Cerchiamo d'immaginarci come fosse una città, una campagna, un paese
italiano negli anni terribili fra il '43 e il '45, quando la minaccia della
morte e della repressione gravava sull'intera comunità nazionale. Ci sono
due case vicine e molto simili, l'una accanto all'altra, abitate da famiglie
più o meno della stessa condizione. Una certa mattina da una delle due case esce un giovane, prende la strada dei boschi e sale in montagna, imbraccia l'arma che gli porgono e comincia a sparare contro i guardiani
dell'oppressione e dell'ingiustizia, gli alleati di una forza d'occupazione
feroce; dall'altra casa, esce un giovane, coetaneo dell'altro, si dirige
alla più vicina caserma, indossa la divisa delle Brigate nere e comincia a
sparare contro il primo e se lo prende lo appicca ad un albero, come a
Bassano del Grappa, a Padova, ecc. ecc. Il senso della storia è che al primo dobbiamo quel che non avevamo, cioè quel tanto di libertà e giustizia che i tempi, particolarmente inclementi, ci hanno garantito; il secondo, se avesse avuto "ragione", ce ne avrebbe ancor più ferocemente privato che in passato.
Se la distinzione fra i due non è mantenuta, - se un qualsiasi italiano, se
un giovane di oggi non pensa che, se fosse accaduto a lui di trovarsi in
quella situazione, si sarebbe affiancato a quel suo antico coetaneo che
saliva lungo quel sentiero verso un destino di precarietà e di sofferenza -
non vuol dire soltanto che si legge male la storia del passato: vuol dire
che della libertà e della giustizia non ce ne importa nulla oggi.
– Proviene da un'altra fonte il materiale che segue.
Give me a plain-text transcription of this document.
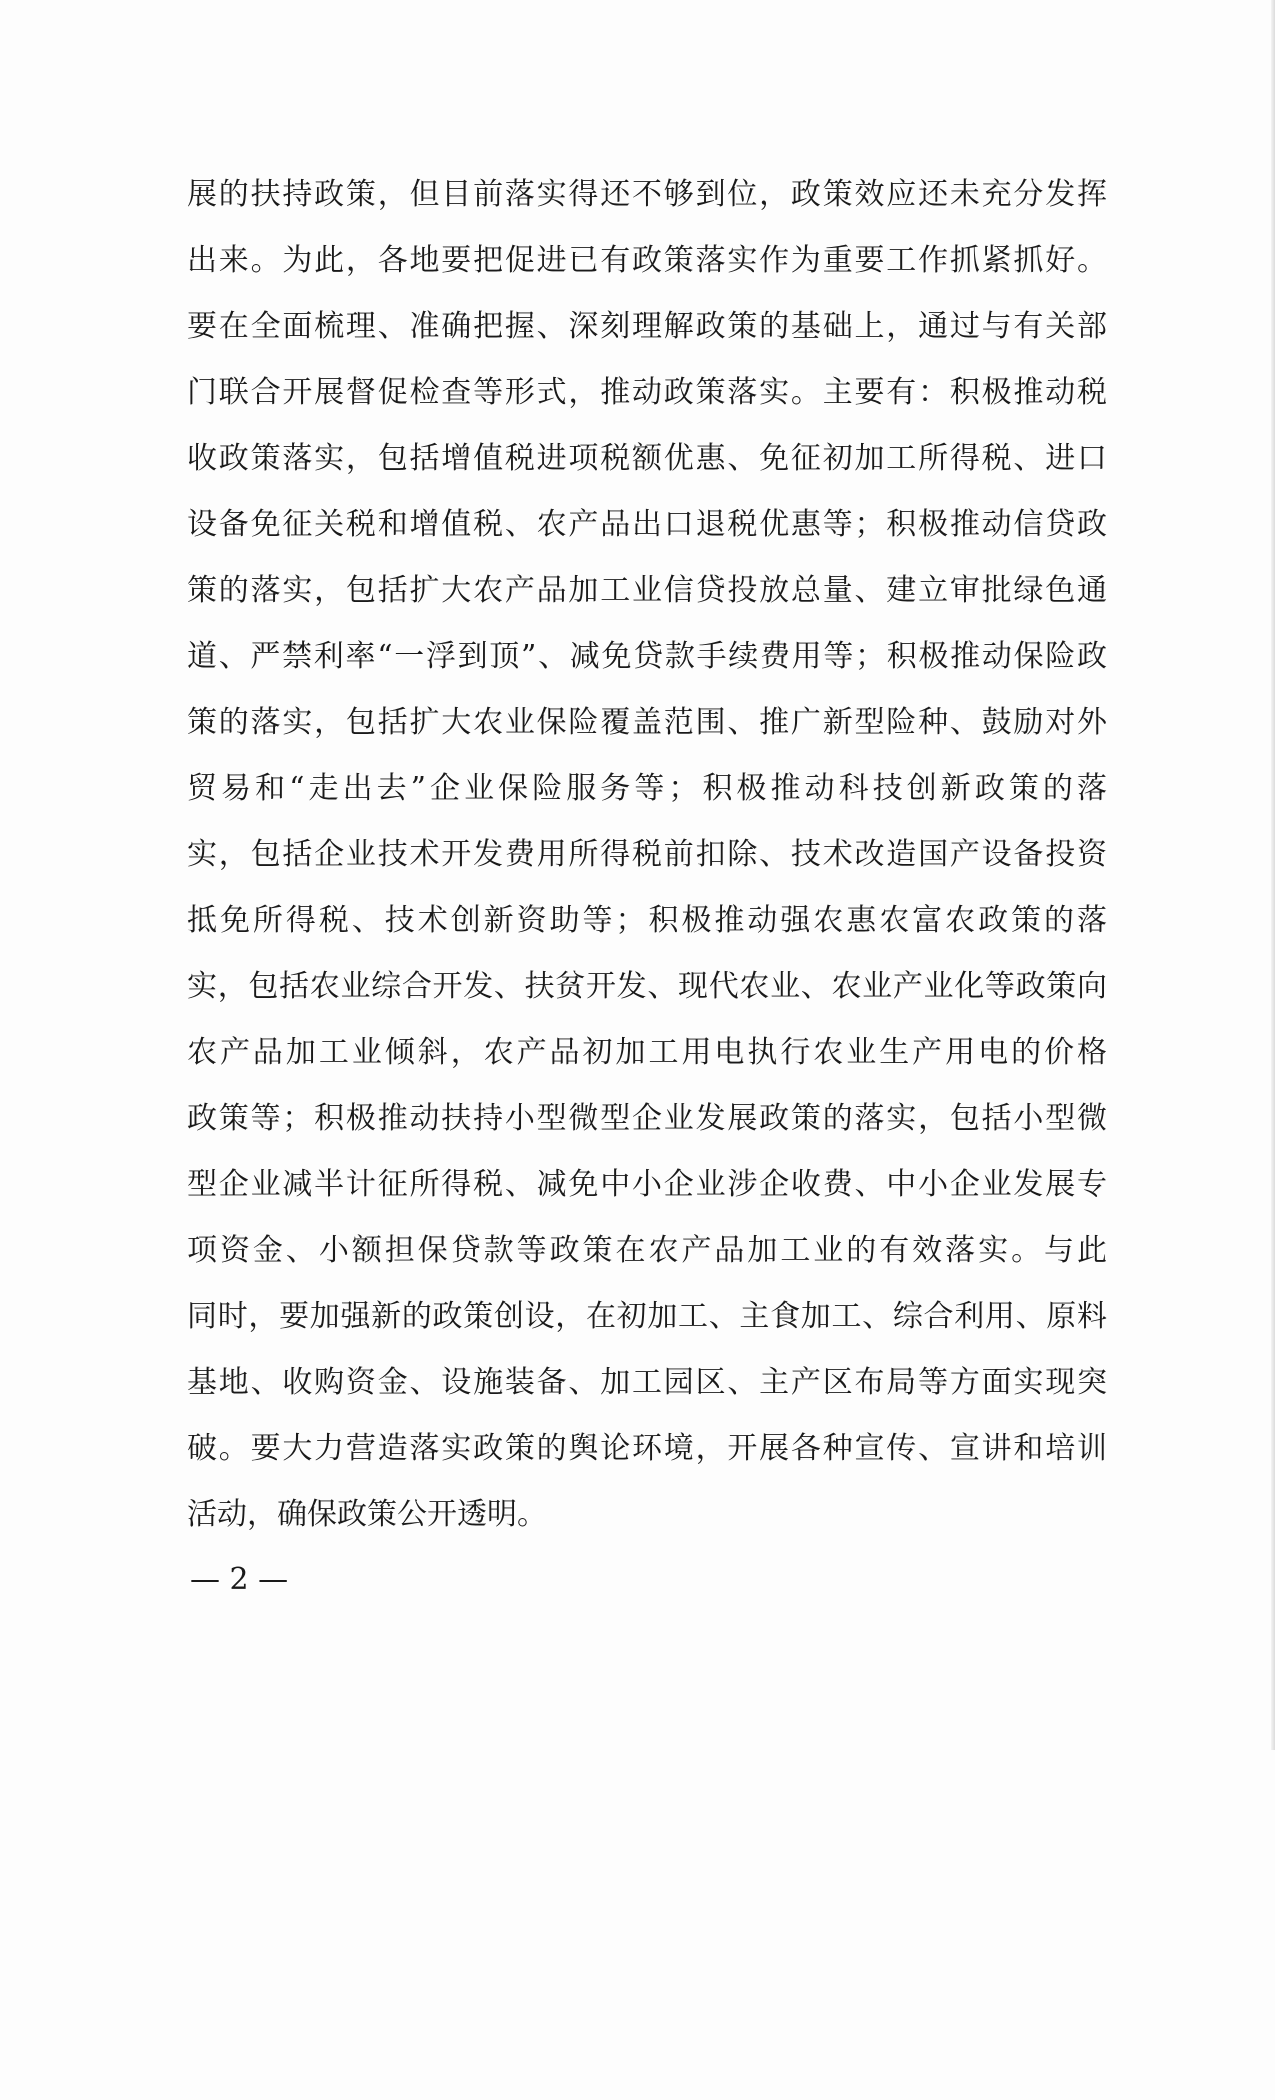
展的扶持政策，但目前落实得还不够到位，政策效应还未充分发挥
出来。为此，各地要把促进已有政策落实作为重要工作抓紧抓好。
要在全面梳理、准确把握、深刻理解政策的基础上，通过与有关部
门联合开展督促检查等形式，推动政策落实。主要有：积极推动税
收政策落实，包括增值税进项税额优惠、免征初加工所得税、进口
设备免征关税和增值税、农产品出口退税优惠等；积极推动信贷政
策的落实，包括扩大农产品加工业信贷投放总量、建立审批绿色通
道、严禁利率“一浮到顶”、减免贷款手续费用等；积极推动保险政
策的落实，包括扩大农业保险覆盖范围、推广新型险种、鼓励对外
贸易和“走出去”企业保险服务等；积极推动科技创新政策的落
实，包括企业技术开发费用所得税前扣除、技术改造国产设备投资
抵免所得税、技术创新资助等；积极推动强农惠农富农政策的落
实，包括农业综合开发、扶贫开发、现代农业、农业产业化等政策向
农产品加工业倾斜，农产品初加工用电执行农业生产用电的价格
政策等；积极推动扶持小型微型企业发展政策的落实，包括小型微
型企业减半计征所得税、减免中小企业涉企收费、中小企业发展专
项资金、小额担保贷款等政策在农产品加工业的有效落实。与此
同时，要加强新的政策创设，在初加工、主食加工、综合利用、原料
基地、收购资金、设施装备、加工园区、主产区布局等方面实现突
破。要大力营造落实政策的舆论环境，开展各种宣传、宣讲和培训
活动，确保政策公开透明。
— 2 —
Ma questo
è il vero senso della storia, oggi. Si rilegge il passato in quel modo
perché si vive il presente in questo modo. Lo schema
ideologico-storiografico è perfettamente funzionale allo schema
ideologico-politico: anzi, questo determina quello. In formule subdole e
striscianti avanza in Italia una nuova forma di pensiero fascista, che
tende, per ora cautamente, a ricollegarsi all'esperienza storica passata e,
appunto, a giustificarla, a raddrizzarla, a rimetterla sul piedistallo da
cui era caduta. La manovra a tenaglia fra operazione politica e operazione
intellettuale è di giorno in giorno sempre più evidente. E siamo appena
all'inizio.

(La Repubblica, 13 novembre 2000)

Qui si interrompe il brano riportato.